Un ejército gris y silencioso

Hay quienes deciden un día raparse el pelo y cambiar para siempre los vaqueros por una túnica naranja y quienes -no es broma, sucedió en Corberá- se encierran durante 10 días en un viejo búnker de la playa, convencidos de que podrán escapar así de un fin del mundo que consideran inmediato. También hay quien se suicida a la espera del cometa Hale-Boop o deja que su hijo muera antes de que lo trasfundan de sangre impura.

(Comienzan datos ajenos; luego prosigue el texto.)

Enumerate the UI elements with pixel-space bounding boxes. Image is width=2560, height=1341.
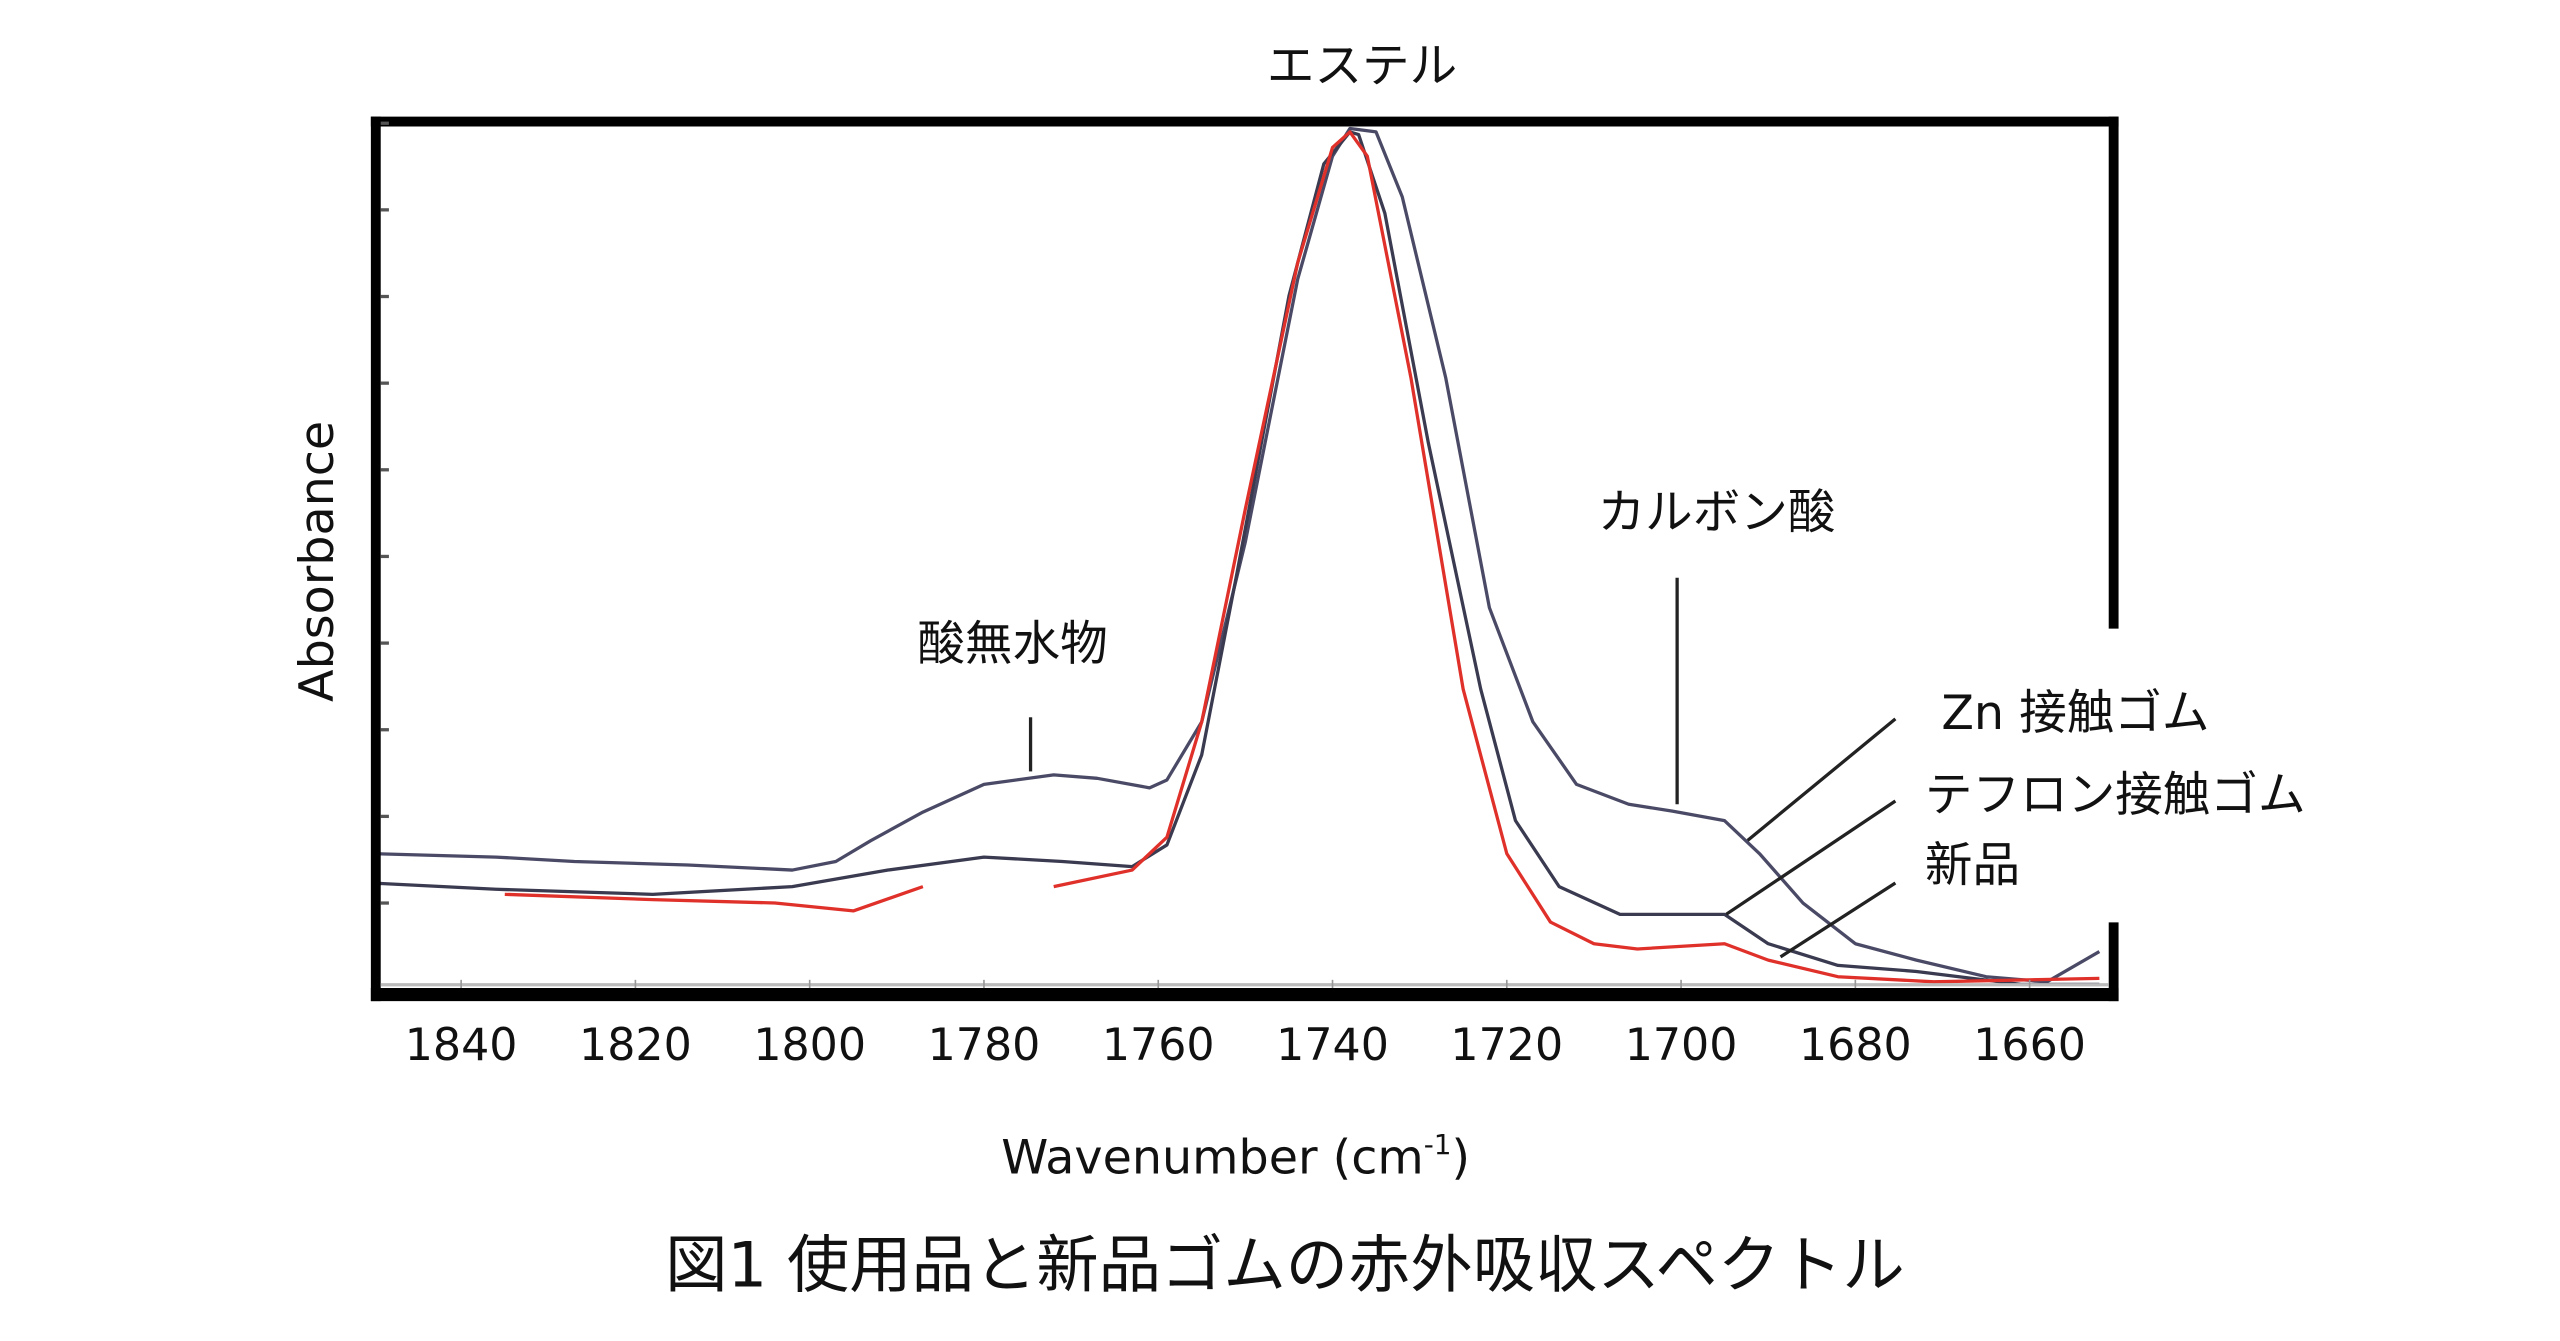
- y-minor-ticks: [380, 121, 389, 905]
- spectrum-curves: [373, 126, 2101, 987]
- x-tick-label: 1720: [1450, 1020, 1563, 1071]
- x-axis-label-main: Wavenumber (cm: [1001, 1130, 1423, 1185]
- x-tick-label: 1660: [1973, 1020, 2086, 1071]
- x-axis-label: Wavenumber (cm-1): [1001, 1128, 1470, 1186]
- legend-teflon-leader: [1725, 799, 1897, 916]
- annotation-carboxylic-acid: カルボン酸: [1598, 486, 1836, 541]
- figure-caption: 図1 使用品と新品ゴムの赤外吸収スペクトル: [665, 1229, 1905, 1302]
- legend-zn-leader: [1746, 717, 1897, 842]
- x-tick-label: 1820: [579, 1020, 692, 1071]
- annotation-anhydride: 酸無水物: [917, 617, 1107, 672]
- plot-frame: [370, 116, 2119, 1002]
- legend-teflon-rubber: テフロン接触ゴム: [1925, 768, 2306, 823]
- x-axis-label-sup: -1: [1424, 1128, 1452, 1161]
- y-axis-label: Absorbance: [290, 421, 345, 702]
- legend-zn-rubber: Zn 接触ゴム: [1941, 686, 2209, 741]
- x-tick-label: 1800: [753, 1020, 866, 1071]
- series-line-2: [504, 130, 2100, 984]
- x-axis-label-close: ): [1452, 1130, 1471, 1185]
- legend-new-rubber: 新品: [1925, 838, 2020, 893]
- x-tick-label: 1780: [928, 1020, 1041, 1071]
- x-tick-label: 1760: [1102, 1020, 1215, 1071]
- annotation-ester: エステル: [1267, 39, 1457, 94]
- x-tick-label: 1700: [1625, 1020, 1738, 1071]
- legend-new-leader: [1779, 881, 1897, 959]
- x-tick-label: 1740: [1276, 1020, 1389, 1071]
- x-tick-label: 1840: [405, 1020, 518, 1071]
- x-tick-label: 1680: [1799, 1020, 1912, 1071]
- x-tick-labels: 1840 1820 1800 1780 1760 1740 1720 1700 1680 1660: [405, 979, 2086, 1071]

Y hay -son la mayoría, el ejército gris de las sectas- una multitud silenciosa, imperceptible a simple vista, que vive sin saberlo con la voluntad extirpada.Desde hace años, Josep Maria Jansà, responsable médico de AIS, se sienta frente a ellos cada tarde y les habla, que sólo con la verdad por delante se les puede reimplantar un miembro tan vital. "No debe esperarse", explica el doctor Jansà para ahuyentar los tópicos, "que los adeptos a las sectas actúen como autómatas robotizados, que es la imagen que se ha dado de ellos en demasiadas ocasiones". De hecho, continúa, "suelen mantener en perfecto estado su capacidad laboral y profesional, por lo que suele resultar muy complicado identificar la existencia de un trastorno psicológico en estas personas. Incluso en los grupos sectarios donde la intensidad de la manipulación y el control son más evidentes, existe un número variable de personas que conserva perfectamente sus niveles de autonomía".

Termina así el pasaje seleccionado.